On a grander scale, there are mountains all around us, many swaddled in glaciers.
It seems there should be whales here too, but all is quiet on the water.
Instead of whales, we begin to see commercial fishing boats scattered about the water like so many brightly colored toys.
I love their mix of simple industrial sturdiness and outrageously cheery colors.
The fishing boats indicate that – even if there are no whales at the moment – there are fish here. Indeed, in no time at all we arrive at a salmon hatchery with leaping salmon and diving birds.
From the hatchery we begin to work our way around a scenic island.
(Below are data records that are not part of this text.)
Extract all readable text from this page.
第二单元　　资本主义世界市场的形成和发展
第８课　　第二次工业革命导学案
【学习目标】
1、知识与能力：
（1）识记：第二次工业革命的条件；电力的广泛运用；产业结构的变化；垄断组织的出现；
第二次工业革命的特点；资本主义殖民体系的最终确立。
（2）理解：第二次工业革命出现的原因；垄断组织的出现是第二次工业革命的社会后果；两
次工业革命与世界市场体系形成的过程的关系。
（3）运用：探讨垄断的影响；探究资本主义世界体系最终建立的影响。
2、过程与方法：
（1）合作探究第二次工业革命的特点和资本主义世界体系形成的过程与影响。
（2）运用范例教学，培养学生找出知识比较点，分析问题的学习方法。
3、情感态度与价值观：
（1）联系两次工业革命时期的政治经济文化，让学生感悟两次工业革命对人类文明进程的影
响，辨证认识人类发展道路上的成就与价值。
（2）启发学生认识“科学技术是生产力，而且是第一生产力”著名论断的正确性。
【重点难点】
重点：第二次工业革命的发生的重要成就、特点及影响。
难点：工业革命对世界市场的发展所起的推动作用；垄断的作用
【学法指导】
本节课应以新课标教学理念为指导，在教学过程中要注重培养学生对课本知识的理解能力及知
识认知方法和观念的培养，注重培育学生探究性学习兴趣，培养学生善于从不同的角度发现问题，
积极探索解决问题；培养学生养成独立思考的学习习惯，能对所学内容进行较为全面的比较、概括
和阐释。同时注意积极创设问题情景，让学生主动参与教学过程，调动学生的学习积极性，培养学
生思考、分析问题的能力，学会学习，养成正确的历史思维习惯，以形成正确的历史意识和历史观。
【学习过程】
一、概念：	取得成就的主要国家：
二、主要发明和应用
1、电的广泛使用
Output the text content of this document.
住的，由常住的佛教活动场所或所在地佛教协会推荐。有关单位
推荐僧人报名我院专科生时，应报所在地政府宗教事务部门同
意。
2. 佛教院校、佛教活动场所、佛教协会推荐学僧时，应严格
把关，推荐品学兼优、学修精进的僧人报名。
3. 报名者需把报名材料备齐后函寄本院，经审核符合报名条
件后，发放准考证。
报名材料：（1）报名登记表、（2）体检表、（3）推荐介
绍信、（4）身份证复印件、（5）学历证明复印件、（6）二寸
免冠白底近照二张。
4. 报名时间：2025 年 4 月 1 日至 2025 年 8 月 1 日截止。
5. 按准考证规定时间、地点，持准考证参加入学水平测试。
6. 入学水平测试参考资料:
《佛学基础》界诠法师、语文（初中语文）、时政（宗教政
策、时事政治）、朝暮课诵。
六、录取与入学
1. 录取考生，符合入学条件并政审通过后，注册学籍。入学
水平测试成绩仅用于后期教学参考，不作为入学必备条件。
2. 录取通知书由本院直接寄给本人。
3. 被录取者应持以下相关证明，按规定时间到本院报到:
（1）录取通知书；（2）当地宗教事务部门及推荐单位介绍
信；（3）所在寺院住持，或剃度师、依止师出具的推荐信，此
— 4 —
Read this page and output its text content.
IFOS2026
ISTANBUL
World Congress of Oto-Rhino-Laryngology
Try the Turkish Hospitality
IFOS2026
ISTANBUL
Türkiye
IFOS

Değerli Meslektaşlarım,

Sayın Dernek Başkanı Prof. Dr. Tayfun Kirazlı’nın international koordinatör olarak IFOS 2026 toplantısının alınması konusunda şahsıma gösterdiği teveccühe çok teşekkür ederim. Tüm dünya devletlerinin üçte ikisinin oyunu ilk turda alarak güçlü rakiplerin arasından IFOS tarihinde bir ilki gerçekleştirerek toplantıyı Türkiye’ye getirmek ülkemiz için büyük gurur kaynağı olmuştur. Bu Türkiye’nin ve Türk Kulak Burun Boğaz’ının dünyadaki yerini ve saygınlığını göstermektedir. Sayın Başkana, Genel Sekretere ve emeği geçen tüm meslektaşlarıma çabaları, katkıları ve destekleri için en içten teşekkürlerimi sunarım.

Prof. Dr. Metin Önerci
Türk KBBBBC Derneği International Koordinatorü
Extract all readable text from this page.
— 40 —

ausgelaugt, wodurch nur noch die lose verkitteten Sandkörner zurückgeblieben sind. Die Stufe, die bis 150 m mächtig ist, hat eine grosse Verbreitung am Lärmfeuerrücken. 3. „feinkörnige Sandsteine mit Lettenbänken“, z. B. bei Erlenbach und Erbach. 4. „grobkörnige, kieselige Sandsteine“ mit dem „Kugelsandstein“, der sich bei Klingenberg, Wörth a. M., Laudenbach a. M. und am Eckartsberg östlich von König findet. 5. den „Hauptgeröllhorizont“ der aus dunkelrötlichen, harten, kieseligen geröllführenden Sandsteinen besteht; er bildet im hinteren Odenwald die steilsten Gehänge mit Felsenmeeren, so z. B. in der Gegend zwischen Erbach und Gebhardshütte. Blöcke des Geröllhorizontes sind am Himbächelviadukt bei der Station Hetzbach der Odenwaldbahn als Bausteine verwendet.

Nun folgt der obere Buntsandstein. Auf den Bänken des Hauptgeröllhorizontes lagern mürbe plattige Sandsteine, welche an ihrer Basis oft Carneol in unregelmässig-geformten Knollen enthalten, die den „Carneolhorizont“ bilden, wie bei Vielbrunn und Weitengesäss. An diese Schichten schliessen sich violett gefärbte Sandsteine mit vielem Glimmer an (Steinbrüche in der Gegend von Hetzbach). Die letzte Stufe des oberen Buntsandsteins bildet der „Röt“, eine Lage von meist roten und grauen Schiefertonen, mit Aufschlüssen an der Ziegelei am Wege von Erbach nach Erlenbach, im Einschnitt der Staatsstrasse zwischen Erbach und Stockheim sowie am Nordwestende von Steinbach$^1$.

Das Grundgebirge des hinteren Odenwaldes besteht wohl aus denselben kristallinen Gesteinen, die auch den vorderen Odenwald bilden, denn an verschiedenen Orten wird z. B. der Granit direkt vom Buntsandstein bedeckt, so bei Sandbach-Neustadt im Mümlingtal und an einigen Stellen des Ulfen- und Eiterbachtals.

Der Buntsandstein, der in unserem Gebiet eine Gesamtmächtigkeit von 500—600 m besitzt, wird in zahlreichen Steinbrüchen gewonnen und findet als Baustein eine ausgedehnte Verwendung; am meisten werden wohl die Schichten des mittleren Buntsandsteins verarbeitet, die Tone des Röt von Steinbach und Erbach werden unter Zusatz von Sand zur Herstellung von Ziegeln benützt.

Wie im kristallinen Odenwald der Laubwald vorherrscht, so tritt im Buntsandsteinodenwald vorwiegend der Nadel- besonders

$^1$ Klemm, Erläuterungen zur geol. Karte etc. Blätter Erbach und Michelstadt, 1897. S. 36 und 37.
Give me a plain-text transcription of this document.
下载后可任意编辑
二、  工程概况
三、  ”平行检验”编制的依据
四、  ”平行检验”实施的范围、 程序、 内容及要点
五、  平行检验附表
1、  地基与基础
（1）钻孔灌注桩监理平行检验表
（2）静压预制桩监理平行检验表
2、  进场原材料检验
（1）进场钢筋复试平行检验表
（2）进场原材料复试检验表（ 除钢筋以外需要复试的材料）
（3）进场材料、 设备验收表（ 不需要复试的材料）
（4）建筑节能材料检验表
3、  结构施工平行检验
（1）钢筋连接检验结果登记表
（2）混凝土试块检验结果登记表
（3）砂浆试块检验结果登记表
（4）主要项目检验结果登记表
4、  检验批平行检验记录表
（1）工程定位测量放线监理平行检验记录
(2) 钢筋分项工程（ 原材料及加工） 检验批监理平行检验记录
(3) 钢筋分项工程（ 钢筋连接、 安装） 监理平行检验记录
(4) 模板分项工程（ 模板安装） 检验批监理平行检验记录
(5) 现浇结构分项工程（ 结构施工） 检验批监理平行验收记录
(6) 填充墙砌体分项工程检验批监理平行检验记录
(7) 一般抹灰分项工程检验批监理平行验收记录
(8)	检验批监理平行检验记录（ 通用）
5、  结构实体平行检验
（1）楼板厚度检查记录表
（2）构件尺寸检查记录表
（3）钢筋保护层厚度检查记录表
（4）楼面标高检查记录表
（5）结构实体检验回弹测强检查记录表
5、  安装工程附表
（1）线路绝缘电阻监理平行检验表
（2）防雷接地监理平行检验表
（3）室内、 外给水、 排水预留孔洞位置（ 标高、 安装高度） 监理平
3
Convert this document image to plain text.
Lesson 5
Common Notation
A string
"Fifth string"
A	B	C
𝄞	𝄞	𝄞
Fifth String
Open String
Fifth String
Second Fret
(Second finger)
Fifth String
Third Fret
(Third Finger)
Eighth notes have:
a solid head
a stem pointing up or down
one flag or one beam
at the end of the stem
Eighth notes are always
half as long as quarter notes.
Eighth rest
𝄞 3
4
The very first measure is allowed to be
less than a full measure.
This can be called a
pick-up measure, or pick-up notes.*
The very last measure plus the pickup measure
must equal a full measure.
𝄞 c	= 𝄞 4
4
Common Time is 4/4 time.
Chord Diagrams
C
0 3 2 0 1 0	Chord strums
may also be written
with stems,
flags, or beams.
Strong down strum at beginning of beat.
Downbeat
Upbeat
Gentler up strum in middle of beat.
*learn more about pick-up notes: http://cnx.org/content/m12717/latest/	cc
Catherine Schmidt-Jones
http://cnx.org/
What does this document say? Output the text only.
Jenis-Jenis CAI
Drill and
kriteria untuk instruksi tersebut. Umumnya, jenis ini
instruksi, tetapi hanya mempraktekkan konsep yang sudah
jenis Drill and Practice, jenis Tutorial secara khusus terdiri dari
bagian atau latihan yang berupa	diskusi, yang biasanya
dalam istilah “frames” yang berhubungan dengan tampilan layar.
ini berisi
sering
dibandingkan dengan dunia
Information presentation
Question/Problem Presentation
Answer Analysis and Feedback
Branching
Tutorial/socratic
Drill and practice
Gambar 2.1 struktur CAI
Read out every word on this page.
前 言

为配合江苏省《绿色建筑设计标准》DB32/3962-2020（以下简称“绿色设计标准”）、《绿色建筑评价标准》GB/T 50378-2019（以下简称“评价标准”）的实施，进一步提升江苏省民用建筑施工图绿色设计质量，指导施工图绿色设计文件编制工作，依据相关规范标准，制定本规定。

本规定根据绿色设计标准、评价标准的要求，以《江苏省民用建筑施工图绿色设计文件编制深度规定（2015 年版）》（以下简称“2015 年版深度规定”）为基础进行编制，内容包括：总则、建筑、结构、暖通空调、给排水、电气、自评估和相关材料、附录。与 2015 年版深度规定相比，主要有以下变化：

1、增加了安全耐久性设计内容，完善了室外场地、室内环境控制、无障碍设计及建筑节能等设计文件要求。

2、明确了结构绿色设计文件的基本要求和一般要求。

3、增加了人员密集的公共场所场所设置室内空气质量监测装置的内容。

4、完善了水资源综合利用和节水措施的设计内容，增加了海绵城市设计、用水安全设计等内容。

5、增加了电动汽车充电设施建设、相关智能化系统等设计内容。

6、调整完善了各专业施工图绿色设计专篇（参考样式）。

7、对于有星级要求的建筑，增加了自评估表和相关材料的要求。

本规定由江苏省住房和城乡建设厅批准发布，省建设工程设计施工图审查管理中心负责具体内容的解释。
Aside from the scenery, the first interesting thing we come across is as groups of sea lions taking full advantage of a couple of small rocky islands.
The sea lions are fun to watch. A snooze in the sun might at any time erupt into a loud argument complete with angry bellows, snaps, and snorts. Even when not particularly agitated, these are noisy creatures. . . . stinky too, when you get downwind of them.
We continue on, passing through a gorgeous narrow channel and then cross the entrance to College Fjord.
I imagine the members of the Harriman expedition standing on deck, marveling at all of these glaciers lined up so neatly and thinking of their own schools and the schools of the colleagues. It must have seemed a great joke to name this distant icy glaciers for those elite schools. This says something about many of the early white explorers here that I think we tend to forget: While we mythologize the people who mapped our country as uneducated, tough-as-nails individualists who went off alone into the wilderness to seek their fortune, many were actually well-heeled and highly-educated members of the period’s elite social class.
Most of the tours in this part of Prince William Sound go into College Fjord – for good reason, as the Fjord abounds with glaciers, including large and active Harvard Glacier. (Seen here are, in order: Wellesley, Vassar, Bryn Mawr, Smith, Baltimore, Radcliffe, and Harvard.)
However, true to my sometimes contrary nature, we have chosen a tour that goes the opposite direction, so now we turn away from College Fjord and continue on our way.
We discover a sea of sea otters. They dot the water’s surface, almost as far as I can see, lounging in groups or alone.
These timid creatures tend to flee at the sound of the boat engine or (once the captain kills the motor so we can float among them) the sound of a human voice.
Mostly we see them flipping sideways and vanishing into the water. However, having been nearly hunted to extinction for their incredible fur a century ago, I applaud their caution and wish them all the best.